In the past I've made the mistake of totally fogetting the legpress is favor of the squat. I'm not argueing, the squat is a superior movement, but the legpress does have things to offer.
Mainly the fact that it is very difficult (and dangerous) to goto failure on squats. With the leg press you can load up and squeeze out reps untill you bottom the thing out and can't get it back up.
I use to take squats to failure, squatting ATF and being my squat weights were quite light at the time, (under 200). It was not much of a problem for my spotter to help me out when I tripped with fatigue or failed.
As the weight increased it got increasingly dangerous, I first realized I couldn't really give 100% safty when my friend was warming up doing 315 (working set was 405). All of a sudden his left leg gave out, caught me off guard since he was just warming up. I grabbed the weights as they fell and it nearly ripped my arms out since it was dropping. No one was hurt, he wasn't sure why his leg just gave out but it made it clear to us at that point that while we could spot we couldn't really do too much if failure is 100%.

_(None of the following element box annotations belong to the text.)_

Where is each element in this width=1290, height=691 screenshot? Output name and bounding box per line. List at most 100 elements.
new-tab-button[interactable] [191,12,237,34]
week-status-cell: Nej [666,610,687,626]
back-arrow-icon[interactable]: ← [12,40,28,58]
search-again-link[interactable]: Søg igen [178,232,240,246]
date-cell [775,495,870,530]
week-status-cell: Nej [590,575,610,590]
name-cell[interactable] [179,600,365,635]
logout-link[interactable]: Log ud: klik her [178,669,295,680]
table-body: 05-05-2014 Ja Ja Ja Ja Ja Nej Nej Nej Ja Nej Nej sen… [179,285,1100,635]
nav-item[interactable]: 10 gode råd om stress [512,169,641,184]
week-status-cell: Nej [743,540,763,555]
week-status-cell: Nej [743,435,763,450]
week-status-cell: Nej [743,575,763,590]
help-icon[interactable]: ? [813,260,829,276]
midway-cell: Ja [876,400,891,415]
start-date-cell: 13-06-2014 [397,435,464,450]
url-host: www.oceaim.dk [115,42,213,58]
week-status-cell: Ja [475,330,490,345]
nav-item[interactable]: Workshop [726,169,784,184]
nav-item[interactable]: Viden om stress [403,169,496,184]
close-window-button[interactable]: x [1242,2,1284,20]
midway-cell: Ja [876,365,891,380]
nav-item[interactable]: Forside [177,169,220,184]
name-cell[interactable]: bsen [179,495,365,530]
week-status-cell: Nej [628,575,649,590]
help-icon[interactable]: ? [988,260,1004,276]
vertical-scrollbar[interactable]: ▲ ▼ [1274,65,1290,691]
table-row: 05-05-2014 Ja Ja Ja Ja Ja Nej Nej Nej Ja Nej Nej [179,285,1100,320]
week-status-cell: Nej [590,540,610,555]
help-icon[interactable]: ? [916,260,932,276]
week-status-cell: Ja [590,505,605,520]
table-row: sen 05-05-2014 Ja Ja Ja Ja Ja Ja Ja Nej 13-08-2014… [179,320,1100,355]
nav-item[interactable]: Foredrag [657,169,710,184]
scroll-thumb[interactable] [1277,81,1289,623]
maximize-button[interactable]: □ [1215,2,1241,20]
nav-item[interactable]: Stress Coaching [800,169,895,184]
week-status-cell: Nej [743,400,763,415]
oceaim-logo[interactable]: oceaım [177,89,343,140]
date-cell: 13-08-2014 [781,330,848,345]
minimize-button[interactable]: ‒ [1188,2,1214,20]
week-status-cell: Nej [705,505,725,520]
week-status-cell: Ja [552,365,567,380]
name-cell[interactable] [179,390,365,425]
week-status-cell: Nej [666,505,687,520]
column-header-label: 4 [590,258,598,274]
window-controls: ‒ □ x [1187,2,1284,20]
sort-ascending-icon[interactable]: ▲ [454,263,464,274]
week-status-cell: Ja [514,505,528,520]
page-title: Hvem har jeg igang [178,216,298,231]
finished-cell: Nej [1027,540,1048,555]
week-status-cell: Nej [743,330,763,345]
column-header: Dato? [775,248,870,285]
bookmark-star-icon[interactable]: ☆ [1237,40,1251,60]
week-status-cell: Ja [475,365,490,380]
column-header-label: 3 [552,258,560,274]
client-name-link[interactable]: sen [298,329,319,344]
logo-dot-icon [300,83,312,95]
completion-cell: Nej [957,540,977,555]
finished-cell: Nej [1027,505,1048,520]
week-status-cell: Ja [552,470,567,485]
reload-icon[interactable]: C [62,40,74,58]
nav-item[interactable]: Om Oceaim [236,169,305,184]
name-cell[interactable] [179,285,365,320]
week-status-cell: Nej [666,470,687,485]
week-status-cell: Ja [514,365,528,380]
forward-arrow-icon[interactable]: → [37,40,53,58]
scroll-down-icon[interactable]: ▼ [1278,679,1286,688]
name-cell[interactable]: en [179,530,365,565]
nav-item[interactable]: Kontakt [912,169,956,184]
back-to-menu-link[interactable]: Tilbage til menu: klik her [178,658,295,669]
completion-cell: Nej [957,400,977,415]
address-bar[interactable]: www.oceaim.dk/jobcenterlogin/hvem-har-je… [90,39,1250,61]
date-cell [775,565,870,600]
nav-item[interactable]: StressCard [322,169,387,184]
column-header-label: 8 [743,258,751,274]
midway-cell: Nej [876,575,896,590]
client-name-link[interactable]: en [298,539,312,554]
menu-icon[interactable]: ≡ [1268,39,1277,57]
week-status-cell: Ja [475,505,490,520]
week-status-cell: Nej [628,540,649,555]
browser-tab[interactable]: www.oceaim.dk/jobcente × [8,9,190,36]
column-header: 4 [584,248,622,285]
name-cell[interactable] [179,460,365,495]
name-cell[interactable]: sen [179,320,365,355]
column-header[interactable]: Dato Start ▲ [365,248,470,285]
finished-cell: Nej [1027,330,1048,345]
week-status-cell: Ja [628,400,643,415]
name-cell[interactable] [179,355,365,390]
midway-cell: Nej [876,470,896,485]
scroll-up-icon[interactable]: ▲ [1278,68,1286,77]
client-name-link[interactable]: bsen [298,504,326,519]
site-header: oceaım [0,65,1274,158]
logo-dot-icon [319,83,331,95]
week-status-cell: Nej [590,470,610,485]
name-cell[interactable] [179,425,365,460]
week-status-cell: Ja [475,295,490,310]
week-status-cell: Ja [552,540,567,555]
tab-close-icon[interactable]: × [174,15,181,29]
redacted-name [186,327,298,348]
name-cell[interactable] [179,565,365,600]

Now, because of schedules I don't even have a spot. The catch bars while better than nothing. Don't give me full confidence to really push myself to my limits.
In comes the leg press.
I can push myself untill I really do fail. So long as you have enough flexibility that if the weight bottoms out you don't crush yourself. You can give it you all and no need for a spot.
I still squat, its the base of my leg day.
but, I actually think more growth is coming from the legpress at the moment. (in quads only, since my leg placement on the press takes my glutes largely out of the movement)
Eventually I wish to rig chains to the squat bar and hook them to the top of the rack (theres a chin bar uptop) that way we can once again squat to failure untill then my leg day won't be complete without the legpress.
In short, don't forget about the legpress because of all the tadoo surrounding the squat. The squat is a great movement but most of us probably can't safely push our selfs to the limit on it.
PS. I have set up benches on either side of the rack and then put some wooden bocks on each side effectively making a cage. I've failed a few times like that and watched splinters of wood go flying off. It worked and occasionally I do it, but a few times I've failled so that I would have broken my neck if the benches were not in place and it eventually started sinking in that banking safety on this half-assed cage wasn't worth the risk.
Mainly the fact that it is very difficult (and dangerous) to goto failure on squats. With the leg press you can load up and squeeze out reps untill you bottom the thing out and can't get it back up.
I use to take squats to failure, squatting ATF and being my squat weights were quite light at the time, (under 200). It was not much of a problem for my spotter to help me out when I tripped with fatigue or failed.
As the weight increased it got increasingly dangerous, I first realized I couldn't really give 100% safty when my friend was warming up doing 315 (working set was 405). All of a sudden his left leg gave out, caught me off guard since he was just warming up. I grabbed the weights as they fell and it nearly ripped my arms out since it was dropping. No one was hurt, he wasn't sure why his leg just gave out but it made it clear to us at that point that while we could spot we couldn't really do too much if failure is 100%.
Now, because of schedules I don't even have a spot. The catch bars while better than nothing. Don't give me full confidence to really push myself to my limits.
In comes the leg press.
I can push myself untill I really do fail. So long as you have enough flexibility that if the weight bottoms out you don't crush yourself. You can give it you all and no need for a spot.
I still squat, its the base of my leg day.
but, I actually think more growth is coming from the legpress at the moment. (in quads only, since my leg placement on the press takes my glutes largely out of the movement)
Eventually I wish to rig chains to the squat bar and hook them to the top of the rack (theres a chin bar uptop) that way we can once again squat to failure untill then my leg day won't be complete without the legpress.
In short, don't forget about the legpress because of all the tadoo surrounding the squat. The squat is a great movement but most of us probably can't safely push our selfs to the limit on it.
PS. I have set up benches on either side of the rack and then put some wooden bocks on each side effectively making a cage. I've failed a few times like that and watched splinters of wood go flying off. It worked and occasionally I do it, but a few times I've failled so that I would have broken my neck if the benches were not in place and it eventually started sinking in that banking safety on this half-assed cage wasn't worth the risk.